I then invited Barbara to include an extract of her writing and following is a “Will Write For Food” winner. Writers were given a picture and asked to write a 250-word story about it. I can’t show the cartoon presented due to copyright issues but imagine a depressed skunk in a bed complete with floral-decorated linens (you can see it here).
It all started with that damn deer, Flower thought mournfully as he surveyed the horticultural wreckage his life had become.
He’d been a lonely little fellow. Nobody would play with him because he tended to expel nasty gases when he got excited. He’d been hiding in a flowerbed, enviously watching the other kids play, when Bambi caught sight of him and mistakenly called him ‘Flower’. So, to make himself acceptable to herbivores he’d adopted the name and buried himself in all things floral to mask his natural scent. He finally had friends. Unfortunately, none of them were skunks.

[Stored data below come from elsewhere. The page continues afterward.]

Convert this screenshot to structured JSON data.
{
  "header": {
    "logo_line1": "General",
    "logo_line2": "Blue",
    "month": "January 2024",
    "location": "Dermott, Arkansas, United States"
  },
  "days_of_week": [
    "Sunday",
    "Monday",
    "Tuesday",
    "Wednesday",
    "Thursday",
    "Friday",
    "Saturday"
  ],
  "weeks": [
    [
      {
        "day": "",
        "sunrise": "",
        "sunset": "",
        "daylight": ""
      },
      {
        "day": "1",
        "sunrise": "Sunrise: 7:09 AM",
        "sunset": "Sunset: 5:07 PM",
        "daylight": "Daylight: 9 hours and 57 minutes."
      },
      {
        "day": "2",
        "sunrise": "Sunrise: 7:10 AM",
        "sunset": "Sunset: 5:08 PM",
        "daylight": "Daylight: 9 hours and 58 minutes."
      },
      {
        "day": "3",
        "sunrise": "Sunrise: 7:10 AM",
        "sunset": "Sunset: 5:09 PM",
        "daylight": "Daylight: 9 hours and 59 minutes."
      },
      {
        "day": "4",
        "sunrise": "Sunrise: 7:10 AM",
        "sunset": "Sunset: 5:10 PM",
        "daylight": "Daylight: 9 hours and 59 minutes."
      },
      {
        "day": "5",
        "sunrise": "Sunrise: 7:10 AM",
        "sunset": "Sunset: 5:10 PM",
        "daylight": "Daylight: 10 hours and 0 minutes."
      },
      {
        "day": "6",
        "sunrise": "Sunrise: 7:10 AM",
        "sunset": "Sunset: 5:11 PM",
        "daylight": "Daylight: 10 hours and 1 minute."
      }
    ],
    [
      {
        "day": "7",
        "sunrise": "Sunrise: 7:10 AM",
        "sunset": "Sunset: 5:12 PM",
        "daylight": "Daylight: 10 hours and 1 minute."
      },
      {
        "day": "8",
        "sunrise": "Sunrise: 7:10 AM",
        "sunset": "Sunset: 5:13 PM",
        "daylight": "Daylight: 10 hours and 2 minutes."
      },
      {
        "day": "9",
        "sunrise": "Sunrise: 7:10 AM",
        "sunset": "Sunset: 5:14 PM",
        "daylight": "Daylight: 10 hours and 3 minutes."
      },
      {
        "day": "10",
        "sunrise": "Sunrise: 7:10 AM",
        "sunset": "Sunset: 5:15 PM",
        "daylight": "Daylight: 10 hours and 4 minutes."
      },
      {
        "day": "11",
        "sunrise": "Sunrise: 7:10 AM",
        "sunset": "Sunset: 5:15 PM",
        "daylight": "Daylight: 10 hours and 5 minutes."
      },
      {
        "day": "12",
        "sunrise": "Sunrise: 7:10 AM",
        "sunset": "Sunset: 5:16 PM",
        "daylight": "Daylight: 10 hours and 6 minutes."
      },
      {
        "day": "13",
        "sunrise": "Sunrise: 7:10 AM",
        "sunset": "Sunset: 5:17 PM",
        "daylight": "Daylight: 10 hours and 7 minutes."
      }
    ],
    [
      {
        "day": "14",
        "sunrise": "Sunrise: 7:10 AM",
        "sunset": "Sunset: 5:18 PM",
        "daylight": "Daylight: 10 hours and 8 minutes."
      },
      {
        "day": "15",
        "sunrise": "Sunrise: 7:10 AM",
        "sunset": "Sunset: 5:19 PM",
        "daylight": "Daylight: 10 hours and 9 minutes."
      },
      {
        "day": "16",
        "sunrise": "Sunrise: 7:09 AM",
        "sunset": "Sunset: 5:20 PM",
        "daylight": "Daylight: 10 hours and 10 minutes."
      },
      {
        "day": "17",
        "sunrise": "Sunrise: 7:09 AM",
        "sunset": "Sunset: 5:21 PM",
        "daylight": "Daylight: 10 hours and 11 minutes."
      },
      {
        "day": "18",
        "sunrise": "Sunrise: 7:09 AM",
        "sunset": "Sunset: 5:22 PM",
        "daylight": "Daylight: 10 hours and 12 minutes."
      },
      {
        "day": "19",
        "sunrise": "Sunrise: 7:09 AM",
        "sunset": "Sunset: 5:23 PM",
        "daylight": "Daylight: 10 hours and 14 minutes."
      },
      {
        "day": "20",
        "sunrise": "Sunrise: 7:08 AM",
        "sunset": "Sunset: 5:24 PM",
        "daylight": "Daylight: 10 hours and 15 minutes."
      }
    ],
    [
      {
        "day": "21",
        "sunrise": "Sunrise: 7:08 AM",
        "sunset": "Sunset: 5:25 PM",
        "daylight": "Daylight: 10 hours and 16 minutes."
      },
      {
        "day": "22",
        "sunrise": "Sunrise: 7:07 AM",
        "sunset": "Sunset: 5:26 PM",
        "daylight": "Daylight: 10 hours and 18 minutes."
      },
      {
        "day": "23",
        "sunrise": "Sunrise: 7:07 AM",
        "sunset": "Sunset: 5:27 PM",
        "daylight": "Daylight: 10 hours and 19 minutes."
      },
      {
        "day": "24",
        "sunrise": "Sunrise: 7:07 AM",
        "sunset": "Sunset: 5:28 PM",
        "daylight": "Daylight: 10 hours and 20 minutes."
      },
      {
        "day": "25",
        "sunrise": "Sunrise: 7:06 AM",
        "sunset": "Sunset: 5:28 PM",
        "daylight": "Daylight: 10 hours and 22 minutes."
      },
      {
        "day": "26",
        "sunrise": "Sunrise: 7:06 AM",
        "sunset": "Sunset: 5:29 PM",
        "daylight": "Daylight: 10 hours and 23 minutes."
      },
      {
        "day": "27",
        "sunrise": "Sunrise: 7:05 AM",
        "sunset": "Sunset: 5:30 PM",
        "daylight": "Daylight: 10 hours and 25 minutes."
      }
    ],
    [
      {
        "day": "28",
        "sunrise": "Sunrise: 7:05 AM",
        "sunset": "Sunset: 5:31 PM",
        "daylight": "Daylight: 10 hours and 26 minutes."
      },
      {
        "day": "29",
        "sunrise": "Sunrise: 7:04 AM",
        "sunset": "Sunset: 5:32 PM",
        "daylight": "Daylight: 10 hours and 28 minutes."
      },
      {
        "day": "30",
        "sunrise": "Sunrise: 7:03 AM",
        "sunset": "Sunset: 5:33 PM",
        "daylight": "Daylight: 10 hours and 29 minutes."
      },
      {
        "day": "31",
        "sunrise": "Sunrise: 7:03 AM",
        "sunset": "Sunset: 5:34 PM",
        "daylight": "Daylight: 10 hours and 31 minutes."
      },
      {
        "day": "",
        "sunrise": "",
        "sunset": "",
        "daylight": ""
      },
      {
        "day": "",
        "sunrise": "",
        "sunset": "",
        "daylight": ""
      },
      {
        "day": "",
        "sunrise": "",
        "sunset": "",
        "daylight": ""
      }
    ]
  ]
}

The friends grew up, as friends do, and gravitated to others of their kind. Except for Flower. Other skunks thought his fixation with plants (for decorating, not eating) was odd. Some whispered that he was gay.
Now Bambi had a mate and Flower had pansy-motif bed linens.
He was an adult skunk, dammit! It was time to accept what he was, find a mate, and get on with life. He released long pent-up flatulence with a sigh of relief. What freedom it was to be able to quit worrying about personal odor! He looked at his bedroom critically. Tomorrow he’d lose the foliage and get striped sheets and a leather daybed. He rubbed his paws together in anticipation. Little skunky odors escaped from under the covers and he inhaled them in appreciation.
But first he’d change his name to Stinky.
Barbara Schnell has dedicated her life to full-time employment avoidance. She’s been an actress, renovated a 1921 California Bungalow, set a cash-winning record on $25,000 Pyramid, and came in last on Jeopardy. Barbara lives in Los Angeles with her patient husband and two cats.